Kophtet's gaze snapped to the Lord.

Szazadrekh chuckled. "Always the pissy-face, aren't we? Relax. When you're this royal respect can become a bore. Respect this, respect that. Soon there's so much respect that you can't have fun anymore and all eternity becomes an utter bore."

Kophtet turned back to the ocean. "My Lord..."

Szazadrekh flicked Kophtet again. "Kophy."

"Don't call me that."

"You're awfully stiff for a Necrontyr who used to hold the record for the softest dick."

"SZAZADREKH! Have some professionalism!"

"And you're still as deaf and unagreeable as Tarekh.

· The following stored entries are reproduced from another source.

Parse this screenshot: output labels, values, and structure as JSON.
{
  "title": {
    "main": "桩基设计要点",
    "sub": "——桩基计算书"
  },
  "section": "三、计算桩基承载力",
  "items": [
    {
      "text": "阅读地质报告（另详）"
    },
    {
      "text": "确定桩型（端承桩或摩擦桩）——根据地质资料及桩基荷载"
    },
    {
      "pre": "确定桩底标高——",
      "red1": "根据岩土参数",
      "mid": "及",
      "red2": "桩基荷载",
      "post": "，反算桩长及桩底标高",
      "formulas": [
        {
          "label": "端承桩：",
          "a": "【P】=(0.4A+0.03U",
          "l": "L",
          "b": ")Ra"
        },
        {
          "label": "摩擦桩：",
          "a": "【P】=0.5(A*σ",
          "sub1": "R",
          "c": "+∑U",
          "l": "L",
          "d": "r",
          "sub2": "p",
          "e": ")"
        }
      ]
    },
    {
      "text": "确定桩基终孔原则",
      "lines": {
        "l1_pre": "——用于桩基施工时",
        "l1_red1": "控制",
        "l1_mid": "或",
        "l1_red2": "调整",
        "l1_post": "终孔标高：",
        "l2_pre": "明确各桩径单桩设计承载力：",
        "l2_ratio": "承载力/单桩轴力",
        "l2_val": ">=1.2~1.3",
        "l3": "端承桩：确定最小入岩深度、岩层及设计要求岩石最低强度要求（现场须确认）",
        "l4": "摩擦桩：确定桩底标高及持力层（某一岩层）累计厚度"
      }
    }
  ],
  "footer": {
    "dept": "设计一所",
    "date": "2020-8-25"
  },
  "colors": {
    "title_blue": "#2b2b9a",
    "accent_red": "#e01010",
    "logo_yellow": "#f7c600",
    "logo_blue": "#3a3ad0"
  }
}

Shame on you, you soul-less fuck."

"Watch your language!"

"Pbbt."

Belakh squeaked merrily.

"Well aren't you mature," Kophtet said to the Lord.

"Pbbt pbbt pbbt."

"That's nice and all, but can we get back to the-"

"Pbbbbt."

"Back to the-"

"Pbbbbbbbbbbbt."

"Can we get back to-"

"Pbbt pbbt pbbt pbbbbbbbbbbbbbbt!"

"SZAZA-"

"PPPPBBBBBBBBBBBBBBBBBBBBBTTTTT!"

"Damn it, Lord Szazadrekh!"

The Lord flicked Kophtet's head once again. "Oh Kophy, always so dense. You were asking?" he chuckled.

Belakh clapped his claws in delight.